Antarctic ice shelves are at risk of collapsing into the ocean if the current rate of global warming continues, warned a recently published research paper. The study said that nearly one third (34%) of Antarctica’s ice shelves could collapse by the end of the 21st century if the world warms by 4 degree Celsius above the pre-industrial level. This will put at risk about 190,000 square miles of Antarctic ice.

However, good news is that if we can manage to keep the warming at 2-degree Celsius rise than the pre-industrial level, then half of the 34% ice shelves at risk could be saved. Further, containing the rise under 1.5 degree Celsius would result in an even smaller impacted region in the Antarctica. Till date, the world has already warmed by around 1 degree Celsius from the pre-industrial period.

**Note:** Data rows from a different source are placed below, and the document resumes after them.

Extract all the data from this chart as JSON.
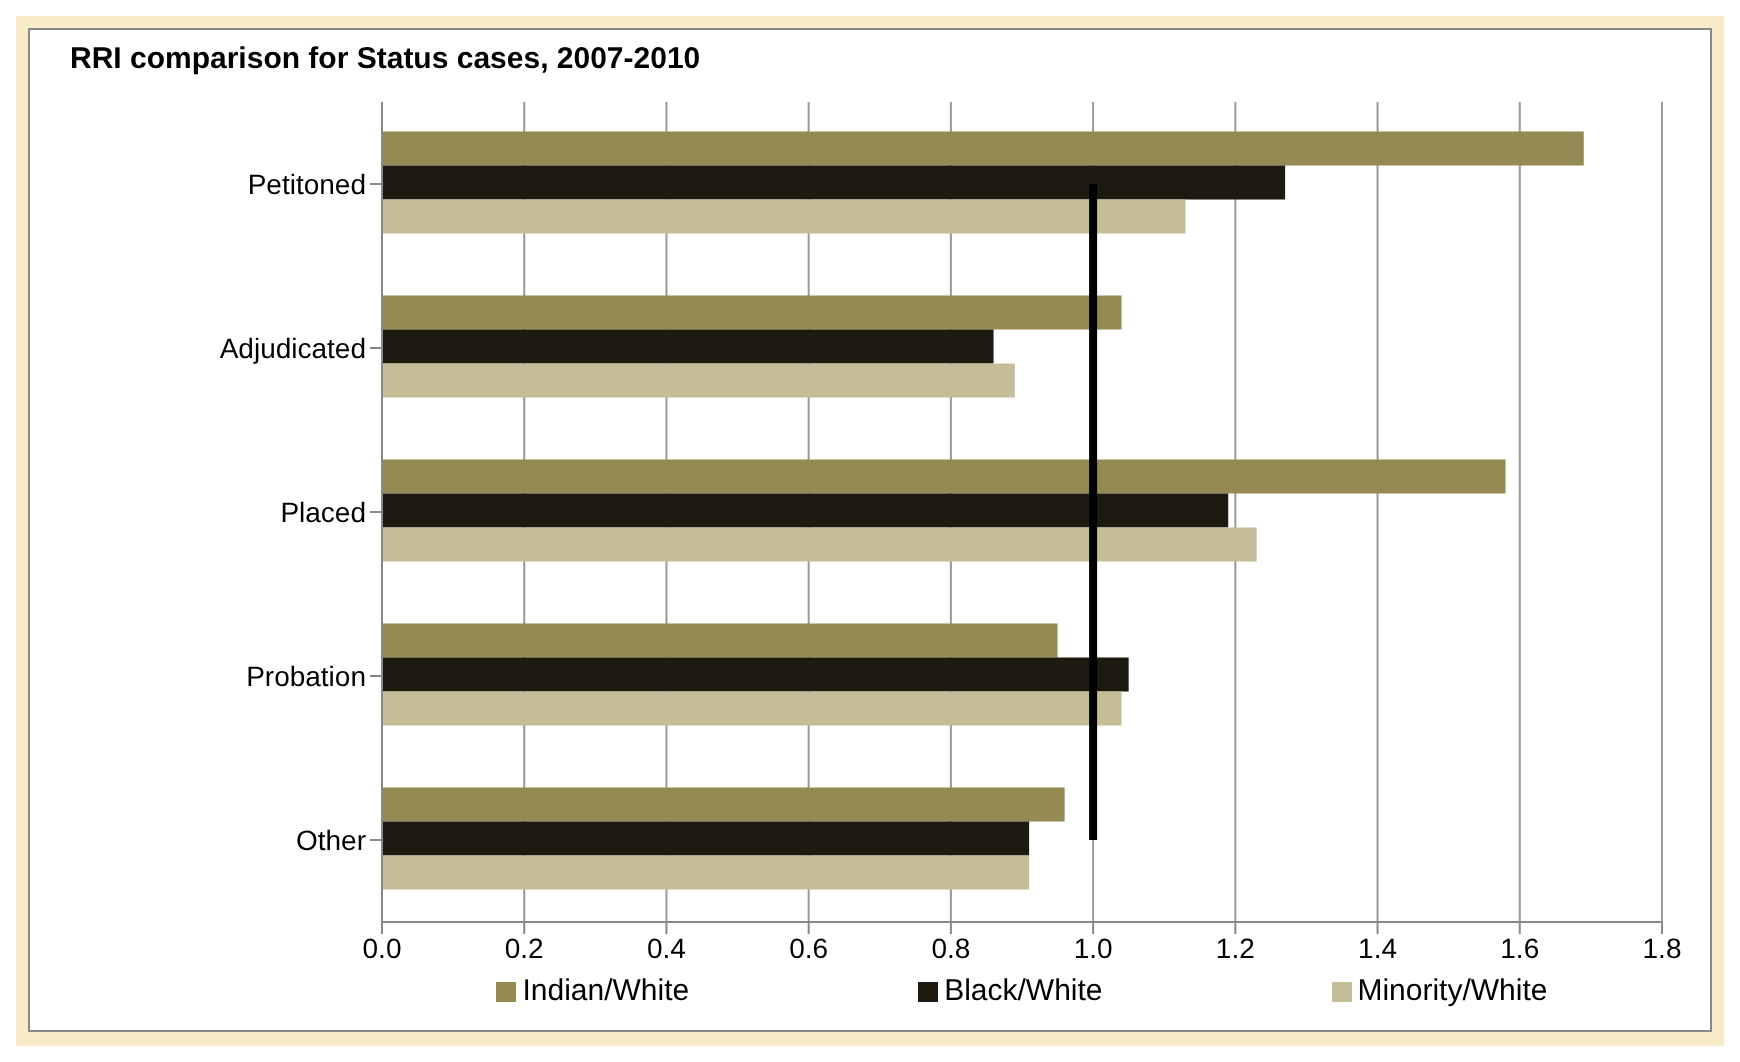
{
  "chart_data": {
    "type": "bar",
    "orientation": "horizontal",
    "title": "RRI comparison for Status cases, 2007-2010",
    "categories": [
      "Petitoned",
      "Adjudicated",
      "Placed",
      "Probation",
      "Other"
    ],
    "series": [
      {
        "name": "Indian/White",
        "color": "#948a54",
        "values": [
          1.69,
          1.04,
          1.58,
          0.95,
          0.96
        ]
      },
      {
        "name": "Black/White",
        "color": "#1d1b10",
        "values": [
          1.27,
          0.86,
          1.19,
          1.05,
          0.91
        ]
      },
      {
        "name": "Minority/White",
        "color": "#c4bd97",
        "values": [
          1.13,
          0.89,
          1.23,
          1.04,
          0.91
        ]
      }
    ],
    "xlim": [
      0,
      1.8
    ],
    "xticks": [
      {
        "value": 0,
        "label": "0.0"
      },
      {
        "value": 0.2,
        "label": "0.2"
      },
      {
        "value": 0.4,
        "label": "0.4"
      },
      {
        "value": 0.6,
        "label": "0.6"
      },
      {
        "value": 0.8,
        "label": "0.8"
      },
      {
        "value": 1,
        "label": "1.0"
      },
      {
        "value": 1.2,
        "label": "1.2"
      },
      {
        "value": 1.4,
        "label": "1.4"
      },
      {
        "value": 1.6,
        "label": "1.6"
      },
      {
        "value": 1.8,
        "label": "1.8"
      }
    ],
    "grid": "x",
    "legend": "bottom",
    "ref_lines": [
      {
        "axis": "x",
        "value": 1,
        "color": "#000000"
      }
    ]
  }
}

Ice shelves are large floating platforms of ice that are in contact with ocean water and these shelves are formed where a glacier ends. Ice shelves act like a barrier between ocean water and the glaciers. Collapsing of the ice shelves into the ocean would not immediately result in sea water level rise. But their removal would accelerate the collapse of huge glaciers into the ocean, which could result in a catastrophic rise of sea water level.

Lead author of the study, Ella Gilbert, a scientist at the University of Reading in England, was quoted to have said, “Ice shelves are important buffers preventing glaciers on land from flowing freely into the ocean and contributing to sea-level rise. When they collapse, it's like a giant cork being removed from a bottle, allowing unimaginable amounts of water from glaciers to pour into the sea.”

The study considered the processes that drives melting of ice shelves and modelled them with more details. Under normal conditions, the ice shelves usually melt during summer. The water from this melting of ice trickles down through the cracks in the ice and later get frozen again. But, when the melting rate goes higher, then water pools on the surface of the shelves.

The melted ice accumulates over the surface of the ice shelves and fractures them and the shelves can ‘collapse spectacularly’. “The findings highlight the importance of limiting global temperature increases as set out in the Paris Agreement if we are to avoid the worst consequences of climate change, including sea level rise,” said Gilbert in a statement.

In past studies, scientists and researchers have modelled the future behaviour of the ice shelves at a larger scale—the whole of Antarctica. This missed finer and minute details of individual ice shelves, at least the way they are behaving in the warming world. The new study concentrates on modelling ice melting in different scenarios with more minute details and precisions that were not known previously.

The researchers identified that Larsen C, the largest remaining ice shelf in Antarctica, along with other three, would be particularly threatened by the warming climate. The other three ice shelves incorporated in the study are Wilkins, Pine Island and Shackleton. Larsen C already split in 2017 and formed the enormous iceberg, A68.

“I think that we're presently on track for something between 3 to 3.5 C (5.4 to 6.3 F). That's not to say that 4 C (7.2 F) is out of the question — if we're unlucky and unwise, we could certainly get there,” commented a scientist from University of Texas who studies the prospects of future warming and was not involved in the current study.

The indication of the study is that the world, where climate change is proceeding to a point where one third of Antarctic ice shelves would be put at risk of collapsing, would involve major failures of containing greenhouse gas emissions caused by human activities.